On 3 March 2022, I did astrological magic focusing on Jupiter in Pisces under a sunrise election, only two days before the Sun conjoined Jupiter in Pisces. After a long and delightful night in San Francisco that did not end, I found myself arranging the ritual in Dolores Park before daybreak. As the electional moment approached and the light of morning began to reach into the sky, low-hanging clouds rolled in from the sea. San Francisco is a city where fog is ever-present, as if the air itself is made of clouds, a city suspended in a jovial electricity.

When the Sun finally did rise, it was hidden behind clouds, except for a single sunbeam unfurling on the path of a long, twisting cloud, low, helixing toward me from the horizon. Enraptured in the face of this cloud-light, my face and heart were warmed. My eyes witnessed white and saffron as my whole body and spirit were gripped by what Annie Dillard has called the “muscular energy in sunlight corresponding to the spiritual energy of wind”.

The moment faded into a day of sustained bliss. I headed home as it started to rain. It was the first rain in months. Just that week I had had numerous conversations with people about the long drought beating down on the Bay. And so it was this day, a Thursday, with both luminaries in Pisces, the drought broke and restored the water of life.

This watery gift from above brings me to Jupiter’s not uncommon association with green. While we moderns tend to give green exclusively to Venus, the verdant and fecund colour is sometimes attributed to Jupiter in traditional sources, such as in Picatrix, where it is suggested that Jupiter’s garments should be green and made of silk. Ibn Ezra also lists green among Jupiter’s colours.

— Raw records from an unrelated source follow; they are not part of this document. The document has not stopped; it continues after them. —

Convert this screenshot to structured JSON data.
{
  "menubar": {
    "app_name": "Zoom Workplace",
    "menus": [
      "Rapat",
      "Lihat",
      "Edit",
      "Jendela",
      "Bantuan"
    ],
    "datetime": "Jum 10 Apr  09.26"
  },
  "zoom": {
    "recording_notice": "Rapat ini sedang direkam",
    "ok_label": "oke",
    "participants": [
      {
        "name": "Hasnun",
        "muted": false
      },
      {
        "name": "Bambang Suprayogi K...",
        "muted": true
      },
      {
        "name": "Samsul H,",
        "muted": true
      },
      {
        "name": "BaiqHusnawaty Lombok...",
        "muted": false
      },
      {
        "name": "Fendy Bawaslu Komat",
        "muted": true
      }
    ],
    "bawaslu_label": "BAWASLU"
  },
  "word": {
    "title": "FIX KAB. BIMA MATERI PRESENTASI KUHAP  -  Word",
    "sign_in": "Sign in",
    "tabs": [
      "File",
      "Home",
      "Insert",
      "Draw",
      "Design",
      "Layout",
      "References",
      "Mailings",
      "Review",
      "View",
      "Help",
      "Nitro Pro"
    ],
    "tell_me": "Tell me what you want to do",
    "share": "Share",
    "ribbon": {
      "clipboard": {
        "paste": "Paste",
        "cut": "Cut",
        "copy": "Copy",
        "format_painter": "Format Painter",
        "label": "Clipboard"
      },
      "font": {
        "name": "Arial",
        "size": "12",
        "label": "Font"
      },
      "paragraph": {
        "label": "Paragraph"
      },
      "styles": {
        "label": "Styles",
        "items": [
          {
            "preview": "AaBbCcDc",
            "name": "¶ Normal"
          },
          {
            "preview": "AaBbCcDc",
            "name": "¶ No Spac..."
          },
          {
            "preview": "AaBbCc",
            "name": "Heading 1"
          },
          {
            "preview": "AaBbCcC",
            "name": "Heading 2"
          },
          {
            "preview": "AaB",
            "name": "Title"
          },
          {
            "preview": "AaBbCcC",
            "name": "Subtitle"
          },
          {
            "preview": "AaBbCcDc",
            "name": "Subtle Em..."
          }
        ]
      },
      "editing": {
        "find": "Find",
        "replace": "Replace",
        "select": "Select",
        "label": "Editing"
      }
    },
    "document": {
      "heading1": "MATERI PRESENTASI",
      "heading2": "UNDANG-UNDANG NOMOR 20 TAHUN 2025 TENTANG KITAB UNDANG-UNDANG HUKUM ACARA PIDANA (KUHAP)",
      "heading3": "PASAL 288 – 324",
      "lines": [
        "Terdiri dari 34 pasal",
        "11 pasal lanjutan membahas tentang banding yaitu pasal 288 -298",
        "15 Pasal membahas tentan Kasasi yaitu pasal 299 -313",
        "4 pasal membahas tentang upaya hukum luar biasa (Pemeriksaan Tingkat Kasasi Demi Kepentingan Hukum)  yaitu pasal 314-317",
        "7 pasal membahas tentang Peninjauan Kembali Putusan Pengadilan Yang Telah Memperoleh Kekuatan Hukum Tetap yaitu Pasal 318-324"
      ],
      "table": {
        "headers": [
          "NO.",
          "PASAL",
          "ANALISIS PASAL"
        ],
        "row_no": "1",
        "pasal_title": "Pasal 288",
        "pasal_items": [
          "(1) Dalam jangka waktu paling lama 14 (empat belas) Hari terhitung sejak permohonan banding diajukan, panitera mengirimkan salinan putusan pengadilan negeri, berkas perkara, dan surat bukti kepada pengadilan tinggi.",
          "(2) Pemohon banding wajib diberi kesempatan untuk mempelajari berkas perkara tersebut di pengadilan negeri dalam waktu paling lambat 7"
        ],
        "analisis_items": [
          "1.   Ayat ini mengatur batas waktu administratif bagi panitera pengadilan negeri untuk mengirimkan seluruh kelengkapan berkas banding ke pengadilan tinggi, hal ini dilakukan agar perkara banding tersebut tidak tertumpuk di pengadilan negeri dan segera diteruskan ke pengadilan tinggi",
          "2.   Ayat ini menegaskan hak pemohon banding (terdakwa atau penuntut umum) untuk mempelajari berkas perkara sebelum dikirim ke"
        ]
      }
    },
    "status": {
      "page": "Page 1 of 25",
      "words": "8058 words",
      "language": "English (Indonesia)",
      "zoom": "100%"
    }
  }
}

If Jupiter is as Valens says “the cause of life”, then why not see Jupiter in the rich forests, the moss and the rolling hills? After all, when the rains do not come, the green of these things turns to the colour of dust. When there is no Jupiter, it feels like Saturn.

The colours of the planets are always situated within entire scenes, atmospheres and embodied situations. This approach to colour is actually modelled for us in many traditional sources. Receiving this wisdom from the texts requires close reading, as well as humility about the translations we have. My own reading of ancient sources has been particularly enlivened by the work of classics scholar and anthropologist Kristin Mathis, who is currently translating the Orphic Hymns in ways that bring our attention to the multiple meanings embedded in their original, idiomatic language.
Approaching planetary colour with greater nuance may be particularly helpful for newer students of astrology, who are so often seeking clear-cut answers regarding planetary significations and rulerships.

I hope these observations about planets and colour inspire you to connect with the planets in rich and fulfilling ways. If Newton’s colour wheel took us out of the world of our colourful, embodied experiences, perhaps
astrology can help us drop back into it.